Томас в секунду щелчка раскинул руки, он был готов испустить последний крик. Но горло сдавило, юноша не открыл рот, потому что до его слуха донесся щелчок. Том вновь сдавил челюсть и рассмеялся настолько громко, насколько мог человек с закрытым ртом.

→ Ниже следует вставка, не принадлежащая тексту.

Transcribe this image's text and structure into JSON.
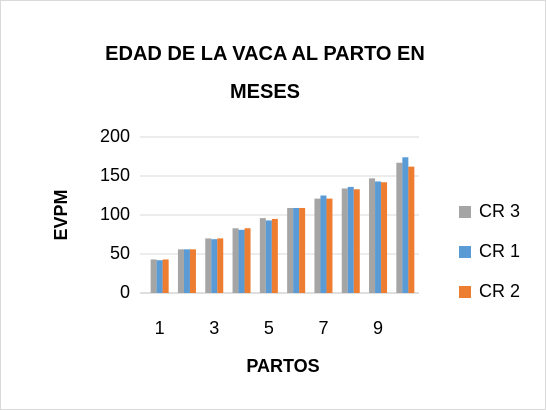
{
  "chart_data": {
    "type": "bar",
    "title": "EDAD DE LA VACA AL PARTO EN MESES",
    "x_label": "PARTOS",
    "y_label": "EVPM",
    "categories": [
      "1",
      null,
      "3",
      null,
      "5",
      null,
      "7",
      null,
      "9",
      null
    ],
    "series": [
      {
        "name": "CR 3",
        "color": "#a5a5a5",
        "values": [
          43,
          56,
          70,
          83,
          96,
          109,
          121,
          134,
          147,
          167
        ]
      },
      {
        "name": "CR 1",
        "color": "#5b9bd5",
        "values": [
          42,
          56,
          69,
          81,
          93,
          109,
          125,
          136,
          143,
          174
        ]
      },
      {
        "name": "CR 2",
        "color": "#ed7d31",
        "values": [
          43,
          56,
          70,
          83,
          95,
          109,
          121,
          133,
          142,
          162
        ]
      }
    ],
    "ylim": [
      0,
      200
    ],
    "yticks": [
      0,
      50,
      100,
      150,
      200
    ],
    "grid": true,
    "legend": "right"
  }
}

Несколько секунд, оппонент дергающимися глазами смотрел на револьвер, перекидывая взгляд на Томаса и обратно. И только в глазах подлеца проскочило желание нажать еще раз на курок, как юноша дернулся вперед, на стол, хватая руку с пистолетом. Они на секунду встретились взглядами: человек, полный ярости и страха, и животное, в котором человек только что умер. Скрипящая улыбка поразила оппонента, его глаза наполнились диким страхом перед этим созданием.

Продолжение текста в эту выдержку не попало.